The price of Web maintenance

Many dot-coms are fast running out of capital. And that’s not surprising, given how much Web maintenance alone can cost. Among the catalogers that responded to Catalog Age’s 2000 electronic marketing benchmark report (see the June issue of the i.merchant supplement) 27% spend more than $100,000 on annual Website maintenance, up from 18% last year. And the estimated mean amount spent on annual Website maintenance is $43,600, up from $40,900 last year.

While some catalogers figure into their maintenance budgets the salaries of employees who manage their Websites, maintenance costs usually are limited to software purchases and upgrades, server hosting and upgrades, hardware purchases and repairs, content management, and site programming and design.

“We spend about $250,000 annually on our Web maintenance,” says Jonathan Plotzker, director of catalog and Web operations for San Francisco-based home goods cataloger/retailer Restoration Hardware. That’s more than double what the $300 million company spent last year, “but we recently switched our Internet service provider,” which accounts for some of the additional cost, including new subscription rates and service fees. He says the $250,000 includes Website hosting and programming, which is outsourced, and inhouse day-to-day site maintenance, such as updating content and responding to e-mail. But the annual costs do not include the salaries of the two full-time staffers who maintain the site.

Giving the hefty sales increases many Web catalogers are reporting, a 100% increase in spending on site maintenance is hardly out of line. “Our annual Website maintenance costs are $3 million,” says Jason Loeb, network manager of Mount Vernon, MT-based gardening catalog Etera. “And that’s a 200% increase from last year.” But Etera includes the salaries of its Website maintenance employees in its costs. Salaries aside, Loeb says that 50% of the site maintenance costs are allocated to software and hardware expenses. Loeb says Etera’s annual sales are $5 million-$15 million.
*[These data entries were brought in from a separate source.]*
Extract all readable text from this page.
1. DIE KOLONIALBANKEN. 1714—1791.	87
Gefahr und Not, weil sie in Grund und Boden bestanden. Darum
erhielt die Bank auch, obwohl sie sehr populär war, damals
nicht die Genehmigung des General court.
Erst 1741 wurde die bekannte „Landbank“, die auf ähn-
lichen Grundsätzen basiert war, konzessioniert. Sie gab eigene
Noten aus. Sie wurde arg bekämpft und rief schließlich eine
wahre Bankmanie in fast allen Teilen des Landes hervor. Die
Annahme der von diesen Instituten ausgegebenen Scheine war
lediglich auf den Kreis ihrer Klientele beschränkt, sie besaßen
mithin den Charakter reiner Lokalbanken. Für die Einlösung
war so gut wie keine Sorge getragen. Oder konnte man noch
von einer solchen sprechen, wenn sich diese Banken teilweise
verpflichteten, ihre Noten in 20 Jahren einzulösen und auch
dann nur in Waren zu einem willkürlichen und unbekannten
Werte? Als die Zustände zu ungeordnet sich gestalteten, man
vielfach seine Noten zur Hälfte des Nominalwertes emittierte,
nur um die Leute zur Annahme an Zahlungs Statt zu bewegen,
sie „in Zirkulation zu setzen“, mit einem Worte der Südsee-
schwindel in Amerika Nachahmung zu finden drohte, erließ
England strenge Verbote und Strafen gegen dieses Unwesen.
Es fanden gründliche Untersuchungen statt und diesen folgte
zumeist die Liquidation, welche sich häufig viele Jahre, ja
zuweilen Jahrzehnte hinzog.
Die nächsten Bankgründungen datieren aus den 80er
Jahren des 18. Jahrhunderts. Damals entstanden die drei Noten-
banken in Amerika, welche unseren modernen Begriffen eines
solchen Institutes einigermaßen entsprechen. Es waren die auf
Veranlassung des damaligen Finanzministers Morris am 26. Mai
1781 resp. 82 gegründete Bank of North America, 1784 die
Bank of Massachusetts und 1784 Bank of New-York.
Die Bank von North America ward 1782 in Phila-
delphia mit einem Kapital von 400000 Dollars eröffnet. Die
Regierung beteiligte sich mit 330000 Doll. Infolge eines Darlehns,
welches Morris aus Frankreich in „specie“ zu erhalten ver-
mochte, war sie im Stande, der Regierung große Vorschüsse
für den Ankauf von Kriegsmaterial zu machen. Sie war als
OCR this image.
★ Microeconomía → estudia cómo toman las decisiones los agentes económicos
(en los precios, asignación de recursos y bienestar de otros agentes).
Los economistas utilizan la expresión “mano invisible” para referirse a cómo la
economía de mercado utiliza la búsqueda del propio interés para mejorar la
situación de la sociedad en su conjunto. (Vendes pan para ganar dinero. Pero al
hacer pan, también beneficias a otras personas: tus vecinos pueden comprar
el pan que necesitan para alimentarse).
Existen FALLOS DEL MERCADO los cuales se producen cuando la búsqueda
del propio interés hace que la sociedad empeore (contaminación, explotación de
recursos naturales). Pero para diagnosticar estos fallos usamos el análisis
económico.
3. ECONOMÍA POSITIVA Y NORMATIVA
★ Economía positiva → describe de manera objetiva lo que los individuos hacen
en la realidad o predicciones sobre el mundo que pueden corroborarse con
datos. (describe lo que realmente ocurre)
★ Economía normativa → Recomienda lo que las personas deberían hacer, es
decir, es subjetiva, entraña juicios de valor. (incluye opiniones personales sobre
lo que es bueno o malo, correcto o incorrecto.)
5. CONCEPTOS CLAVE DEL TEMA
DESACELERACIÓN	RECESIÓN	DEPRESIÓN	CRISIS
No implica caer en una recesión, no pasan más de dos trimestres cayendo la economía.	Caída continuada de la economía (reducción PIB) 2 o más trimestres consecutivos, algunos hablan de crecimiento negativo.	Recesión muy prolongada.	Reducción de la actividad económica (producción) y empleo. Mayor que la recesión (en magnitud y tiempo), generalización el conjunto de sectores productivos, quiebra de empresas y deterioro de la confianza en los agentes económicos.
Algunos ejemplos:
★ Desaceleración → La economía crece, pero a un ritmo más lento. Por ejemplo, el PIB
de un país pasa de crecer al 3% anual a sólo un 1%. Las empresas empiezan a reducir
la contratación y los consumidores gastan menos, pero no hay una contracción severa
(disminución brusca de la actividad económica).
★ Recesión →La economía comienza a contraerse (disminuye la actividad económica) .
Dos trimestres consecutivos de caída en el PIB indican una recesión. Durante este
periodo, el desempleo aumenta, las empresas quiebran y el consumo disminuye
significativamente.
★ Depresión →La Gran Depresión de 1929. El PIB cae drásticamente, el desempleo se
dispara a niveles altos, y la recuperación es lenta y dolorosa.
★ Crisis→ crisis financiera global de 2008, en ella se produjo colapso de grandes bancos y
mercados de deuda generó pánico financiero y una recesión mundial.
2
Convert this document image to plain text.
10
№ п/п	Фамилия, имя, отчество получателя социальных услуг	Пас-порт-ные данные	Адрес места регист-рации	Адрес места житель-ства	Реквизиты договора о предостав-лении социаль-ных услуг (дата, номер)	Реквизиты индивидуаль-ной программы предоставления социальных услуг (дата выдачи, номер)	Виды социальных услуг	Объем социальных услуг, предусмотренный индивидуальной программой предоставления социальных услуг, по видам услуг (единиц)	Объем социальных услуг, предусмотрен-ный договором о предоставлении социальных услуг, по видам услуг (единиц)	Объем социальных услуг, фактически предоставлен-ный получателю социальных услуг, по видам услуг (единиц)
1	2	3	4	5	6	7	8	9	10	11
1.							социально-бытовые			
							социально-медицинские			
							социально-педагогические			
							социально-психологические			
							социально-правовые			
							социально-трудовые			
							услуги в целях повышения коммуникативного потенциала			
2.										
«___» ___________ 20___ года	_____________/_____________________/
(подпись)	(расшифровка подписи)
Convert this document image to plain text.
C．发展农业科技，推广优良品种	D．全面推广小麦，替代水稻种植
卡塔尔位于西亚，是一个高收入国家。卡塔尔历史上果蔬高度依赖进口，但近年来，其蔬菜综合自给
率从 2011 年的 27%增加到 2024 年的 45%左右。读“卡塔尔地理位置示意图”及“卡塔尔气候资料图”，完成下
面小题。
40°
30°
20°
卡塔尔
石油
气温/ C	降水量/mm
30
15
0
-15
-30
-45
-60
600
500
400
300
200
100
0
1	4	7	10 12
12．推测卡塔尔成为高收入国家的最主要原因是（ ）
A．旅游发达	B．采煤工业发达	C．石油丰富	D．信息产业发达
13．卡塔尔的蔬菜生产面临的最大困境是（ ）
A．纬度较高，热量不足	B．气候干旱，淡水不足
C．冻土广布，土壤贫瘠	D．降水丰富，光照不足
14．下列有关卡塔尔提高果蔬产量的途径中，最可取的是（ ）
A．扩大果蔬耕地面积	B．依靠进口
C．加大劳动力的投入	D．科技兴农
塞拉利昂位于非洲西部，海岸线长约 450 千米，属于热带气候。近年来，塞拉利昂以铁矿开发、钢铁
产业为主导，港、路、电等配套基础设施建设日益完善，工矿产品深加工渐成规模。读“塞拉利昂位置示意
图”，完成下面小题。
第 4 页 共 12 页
Of course, not all online catalogers are spending millions to maintain their sites. “This year we expect our maintenance costs to be in the $65,000 range, up from about $40,000 last year,” says Rory O’Connor, creator/Webmaster of ShopIrish.com, the Website of Creative Irish Gifts, a Macedonia, OH-based cataloger that generates $7 million-$10 million in annual sales. In addition to software and hardware upgrades and site design and production, the $45,000 salary of one of two Website employees is included in that total.

Both O’Connor and Loeb are convinced that maintenance costs will always go up, but Restoration Hardware’s Plotzker believes that maintenance expenses will level off as early as next year. “I think a lot of the basic costs will have stabilized, and technological costs will stabilize or drop,” he says.

Also, “with a lot of the smaller players dropping like flies,” there will be fewer online retailers in need of hardware and software to maintain their sites. That lower demand “will necessitate lower prices,” Plotzker says.